Context/Perspective: “Who says that? And what do they have up there ass? I will not let the opinions of others keep me from living the life I want to set as an example for my sons. I want them to have a mother who teaches them to be goal oriented, set and crush goals and fight thru the hard. The best way to show them this is by doing it. I am actually not selfish because they are the root of my why”

Example 2: My thought of “Robin hit the barrel going into the turn Sunday, am I teaching her to shoulder?”

Background: After having a successful first round at the futurity, Robin and I biffed in it round two hitting the second barrel. Taking us out of any shot at the average and round two money.

Context/Perspective I tell myself: “It was day three of a small and tight pen. You cued her to turn one stride to soon and therefore placed her wrong. She doesn’t want to hit a barrel. In context, she wants to turn, and therefore for the future know that you have to keep her positioned correctly longer before allowing to turn. Work on leg pressure/rib cage pressure and building her confidence into running up into a wall.”

Being in your head sometimes is totally okay, and self reflection is a good thing. I think my point to this is that you have to be able to control the narrative from going down the never ending rabbit hole. You have to be able to take your thoughts and say, nope. This is the actual truth. Not the truth my anxiety and fear want to tell me.
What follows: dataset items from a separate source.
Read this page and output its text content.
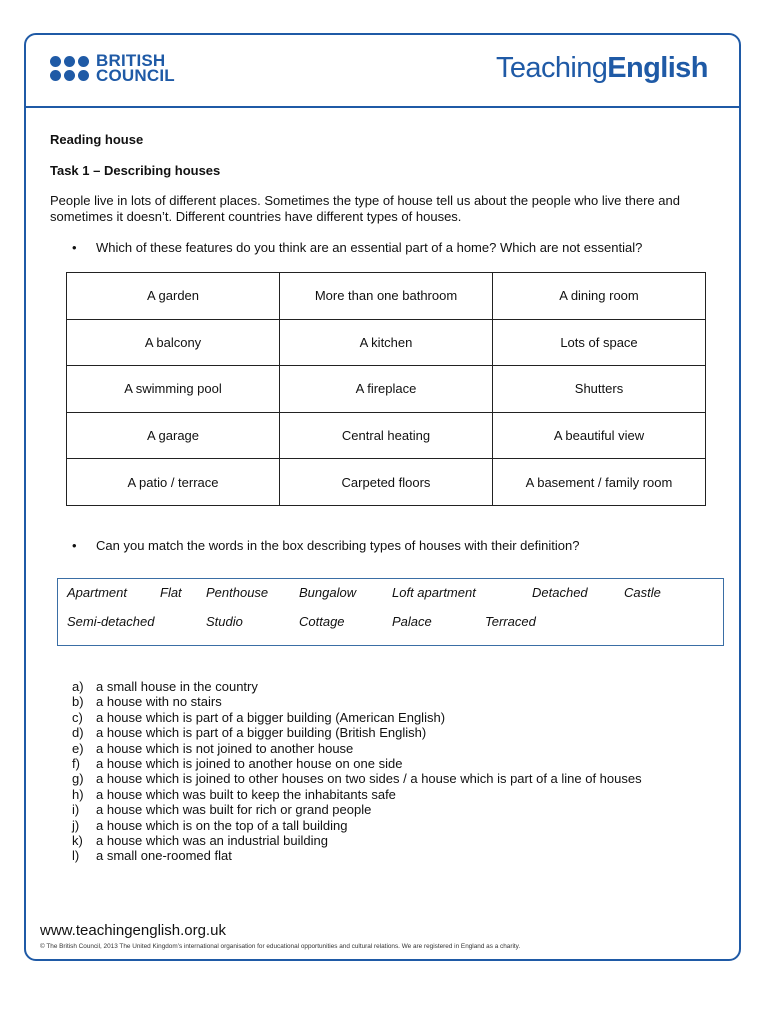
BRITISH
COUNCIL	TeachingEnglish
Reading house
Task 1 – Describing houses
People live in lots of different places. Sometimes the type of house tell us about the people who live there and sometimes it doesn’t. Different countries have different types of houses.
•	Which of these features do you think are an essential part of a home? Which are not essential?
A garden	More than one bathroom	A dining room
A balcony	A kitchen	Lots of space
A swimming pool	A fireplace	Shutters
A garage	Central heating	A beautiful view
A patio / terrace	Carpeted floors	A basement / family room
•	Can you match the words in the box describing types of houses with their definition?
Apartment	Flat Penthouse Bungalow	Loft apartment	Detached	Castle
Semi-detached	Studio	Cottage	Palace	Terraced
a) a small house in the country
b) a house with no stairs
c)	a house which is part of a bigger building (American English)
d) a house which is part of a bigger building (British English)
e) a house which is not joined to another house
f)	a house which is joined to another house on one side
g) a house which is joined to other houses on two sides / a house which is part of a line of houses
h) a house which was built to keep the inhabitants safe
i)	a house which was built for rich or grand people
j)	a house which is on the top of a tall building
k)	a house which was an industrial building
l)	a small one-roomed flat
www.teachingenglish.org.uk
© The British Council, 2013 The United Kingdom’s international organisation for educational opportunities and cultural relations. We are registered in England as a charity.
Mindset is such a staple in the “success” process, but being able to take those thoughts, process them and work thru them is the real secret sauce. When your thought process starts to take you down a path you don’t want to go, ask yourself, what lens am I looking at this through?

And remember to put things into perspective and evaluate the context of it all. You are on your own journey. Own it.

And p.s. if you need glasses, put them on. Figuratively and literally!

#MentalHealth #MomLife #SelfCare #Perspective #Mindset

Until next time,

-H

Authenticity: It takes courage to be yourself in a world where you are constantly told you are not enough. Being yourself is the biggest gift you can offer yourself and others.

Be brave enough to show the world who you are with out an apology.

Ash Alves

Disclaimer: These are just some of the daily practices I do to help me. Anxiety and Mental health struggles are real and I am no professional. If you are struggling with depression, anxiety or thoughts you are unable to control please reach out to your healthcare professional. You are worth it.